Recapping the Iowa GOP Debate
If you bothered to watch the GOP debate last night, you caught the most entertaining show yet as candidates sparred over each others record and on certain issues. There were plently of questions about credibility and viability, most of which were entirely valid. But if you were looking for a serious discussion on the real issues the country faces, including dealing with entitlements, you were no doubt disappointed.
Here is the debate, in case you missed it:
As far as winners go, I’d say that Mitt Romney could be considered a winner since he came out unscathed, not because he offered impressive knowledge of the issues or gave a dominating performance. Michele Bachmann probably should be considered a winner as well because the sparring with Tim Pawlenty probably helped her more than it hurt her.I don’t know why any candidate would purposefully pick a fight with her and keep at it like that. It only endures her more to her base.
Who are the losers? Anyone that watched and Newt Gingrich, who spent part of the evening complaining petulant 10 year-old that the questions were unfair.
Michele Bachmann: Even though her numbers have dropped as Rick Perry has edged closer to entering the race, Bachmann is still pushing the narrative in the GOP race. Last night was no different. At two different times last night, she and Tim Pawlenty were trading insults. Bachmann was pointing out some past positions that Pawlenty has taken, including supporting cap-and-trade. Pawlenty in turn pointed out her credibility issues. It was probably the more entertaining part of the debate. More on that in a second. Bachmann also pointed out several times that she opposed the debt ceiling increase.

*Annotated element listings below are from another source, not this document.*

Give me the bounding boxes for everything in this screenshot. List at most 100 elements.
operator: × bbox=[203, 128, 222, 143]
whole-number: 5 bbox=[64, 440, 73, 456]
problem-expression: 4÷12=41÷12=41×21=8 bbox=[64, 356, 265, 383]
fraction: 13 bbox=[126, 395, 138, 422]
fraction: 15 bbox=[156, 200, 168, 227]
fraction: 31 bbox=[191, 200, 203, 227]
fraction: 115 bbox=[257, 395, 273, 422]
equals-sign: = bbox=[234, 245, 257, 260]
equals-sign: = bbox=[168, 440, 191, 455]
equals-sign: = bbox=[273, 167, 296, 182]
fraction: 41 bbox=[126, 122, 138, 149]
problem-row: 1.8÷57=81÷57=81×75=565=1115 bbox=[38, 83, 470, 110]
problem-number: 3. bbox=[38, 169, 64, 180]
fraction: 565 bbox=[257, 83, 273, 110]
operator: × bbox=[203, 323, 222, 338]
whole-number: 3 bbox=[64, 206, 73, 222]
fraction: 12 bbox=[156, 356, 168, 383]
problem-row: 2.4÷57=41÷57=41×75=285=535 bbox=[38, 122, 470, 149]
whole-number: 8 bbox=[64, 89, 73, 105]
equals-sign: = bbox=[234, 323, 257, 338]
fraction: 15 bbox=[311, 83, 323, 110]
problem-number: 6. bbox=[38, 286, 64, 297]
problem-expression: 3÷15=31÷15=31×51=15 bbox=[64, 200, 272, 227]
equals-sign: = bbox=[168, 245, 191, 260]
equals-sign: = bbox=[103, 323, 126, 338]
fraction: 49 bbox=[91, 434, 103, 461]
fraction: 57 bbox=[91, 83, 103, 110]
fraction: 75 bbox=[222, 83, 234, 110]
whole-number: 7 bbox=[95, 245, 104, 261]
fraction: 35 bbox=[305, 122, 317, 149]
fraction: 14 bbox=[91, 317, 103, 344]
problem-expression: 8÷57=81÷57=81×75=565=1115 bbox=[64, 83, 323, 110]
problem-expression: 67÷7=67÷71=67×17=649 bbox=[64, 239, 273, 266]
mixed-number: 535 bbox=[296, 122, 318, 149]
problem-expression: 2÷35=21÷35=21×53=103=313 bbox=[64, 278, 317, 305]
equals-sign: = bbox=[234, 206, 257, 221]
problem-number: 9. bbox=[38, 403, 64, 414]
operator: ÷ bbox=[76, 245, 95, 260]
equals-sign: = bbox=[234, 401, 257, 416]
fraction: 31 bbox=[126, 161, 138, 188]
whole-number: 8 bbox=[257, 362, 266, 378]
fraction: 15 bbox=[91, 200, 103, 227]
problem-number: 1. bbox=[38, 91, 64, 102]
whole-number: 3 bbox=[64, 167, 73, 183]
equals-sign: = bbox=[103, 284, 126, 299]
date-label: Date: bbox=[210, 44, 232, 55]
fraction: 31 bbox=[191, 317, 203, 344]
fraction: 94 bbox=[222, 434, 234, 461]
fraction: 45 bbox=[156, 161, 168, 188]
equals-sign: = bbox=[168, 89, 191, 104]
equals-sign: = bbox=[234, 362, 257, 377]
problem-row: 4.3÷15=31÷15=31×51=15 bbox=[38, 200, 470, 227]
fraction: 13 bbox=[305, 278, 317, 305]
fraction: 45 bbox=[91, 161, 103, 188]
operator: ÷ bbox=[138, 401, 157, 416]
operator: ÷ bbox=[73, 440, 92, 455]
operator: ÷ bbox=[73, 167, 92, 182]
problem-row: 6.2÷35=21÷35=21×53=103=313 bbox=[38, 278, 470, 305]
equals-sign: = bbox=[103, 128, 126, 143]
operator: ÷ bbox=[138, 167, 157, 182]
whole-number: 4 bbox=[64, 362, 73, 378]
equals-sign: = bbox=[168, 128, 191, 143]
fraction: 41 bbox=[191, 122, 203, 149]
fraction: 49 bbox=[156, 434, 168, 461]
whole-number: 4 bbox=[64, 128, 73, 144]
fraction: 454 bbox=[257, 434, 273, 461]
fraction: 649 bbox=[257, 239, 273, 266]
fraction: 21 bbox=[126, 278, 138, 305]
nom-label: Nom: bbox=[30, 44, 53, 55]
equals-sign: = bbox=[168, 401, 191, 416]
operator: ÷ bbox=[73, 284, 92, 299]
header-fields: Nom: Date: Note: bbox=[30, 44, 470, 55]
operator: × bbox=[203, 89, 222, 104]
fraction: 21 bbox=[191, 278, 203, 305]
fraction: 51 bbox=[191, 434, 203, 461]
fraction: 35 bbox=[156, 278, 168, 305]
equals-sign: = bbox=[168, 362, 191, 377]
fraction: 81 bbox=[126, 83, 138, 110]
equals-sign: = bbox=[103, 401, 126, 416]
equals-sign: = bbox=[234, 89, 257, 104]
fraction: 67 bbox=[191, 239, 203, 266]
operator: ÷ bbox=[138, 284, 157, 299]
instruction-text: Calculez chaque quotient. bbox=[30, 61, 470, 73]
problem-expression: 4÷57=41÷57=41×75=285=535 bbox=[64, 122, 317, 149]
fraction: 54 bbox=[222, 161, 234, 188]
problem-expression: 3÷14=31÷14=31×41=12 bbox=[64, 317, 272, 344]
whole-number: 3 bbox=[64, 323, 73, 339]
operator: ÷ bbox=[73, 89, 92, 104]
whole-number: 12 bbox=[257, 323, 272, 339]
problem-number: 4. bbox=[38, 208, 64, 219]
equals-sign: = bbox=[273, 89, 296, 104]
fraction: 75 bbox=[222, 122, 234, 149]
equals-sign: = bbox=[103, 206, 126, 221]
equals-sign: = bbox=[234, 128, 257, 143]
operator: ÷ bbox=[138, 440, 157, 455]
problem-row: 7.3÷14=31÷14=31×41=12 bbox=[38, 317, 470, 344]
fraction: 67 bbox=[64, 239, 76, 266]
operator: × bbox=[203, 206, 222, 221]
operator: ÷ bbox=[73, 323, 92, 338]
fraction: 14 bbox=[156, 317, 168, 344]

Herman Cain: Moderators asked Cain a couple of questions about divisive comments he has made about Muslims, including a call to stop the building of a mosque in Tennessee. Cain said he respected religious freedom, and tried to play to the misguided part of the GOP base that are concerned about the so-called “threat” of Sharia law. Cain also said he’d like to cut corporate income taxes and frequently said we need to get the “economic engine” of the country moving again. Cain said that he opposed raising the debt ceiling without credible spending cuts. He didn’t mention that he backed $700 billion unfunded Wall Street bailout in 2008. From what I’ve heard, his advisors realize that Cain isn’t going anywhere and are already looking at a statewide race (and they’e not ruling out a primary against a sitting Republican) here in Georgia in 2014.
Jon Huntsman: Yeah, he has no chance of winning and I think he is justifiably suspect on spending, but Huntsman contrasted himself from the rest of the field by supporting civil unions. But he didn’t really show much personality.
Newt Gingrich: Early in the debate, Gingrich took issue with a question from Chris Wallace on whether departures from his staff were the final blow to his campaign. Like it or not, it was a valid question because of how far he has fallen since mid-May. Gingrich, who backed TARP and the Wall Street bailout, essentially said that defense spending cuts should be off the table, leaving me to wonder what exactly he would be willing to cut if elected. He also joined Cain in fear-mongering over Muslims. Frankly, I’m not sure why people continue to hail him as intellectual leader of the conservative movement, unless they’re admitting that conservatism is statism.
Ron Paul: I don’t say this to insult Ron Paul, but it was he typical debate performance. He made some excellent points, but they were so scattered that most of them didn’t sink in with the crowd. His sparring with Santorum over Iran was entertaining. In case you missed it, Paul rightly said Iran isn’t a threat to the United States. That caused Santorum to turn into Rudy Giuliani and go off on a tangent. But when it comes to discussing the economy, Paul continues to give lectures on monetary policy. Kudos to him for realizing the fault of these policies, but they are points that only a fraction of voters understand.
Tim Pawlenty: A lot of people were saying after the debate that Pawlenty did well. He certainly presented himself better than he had in first two debates, but I wouldn’t label him a winner. The sideshow debate between he and Bachmann was largely pointless since all attacking her does is gain her more support, as valid as the criticism may be. He finally decided to point out the similarities between RomneyCare and ObamaCare, but it was so telegraphed that Romney was well-prepared.
Mitt Romney: He had to answer for RommeyCare, which became the blueprint for ObamaCare, but he was mostly untouched during the debate. Romney also gave a nod to Cain during the debate, noting they both have business experience. This obviously prompted speculation that Cain could be a choice for Romney’s running mate.
Rick Santorum: Honestly, I don’t have anything good to say about Santorum outside of the fact that last night was his best debate performance, though it won’t be good enough for him to be a real factor in the race. Santorum lectured the about the need for leadership, knocking Bachmann and Paul in the process. Of course, his definition of leadership is apparently voting for big government programs and expanding entitlements, which is exactly what he did in Congress. He also discussed, as noted above, the threat Iran is to the country and noted how the regime robs its citizens, including women and gays, of rights. That’s sort of odd coming from someone that uses divisive wedge social issues to gain traction.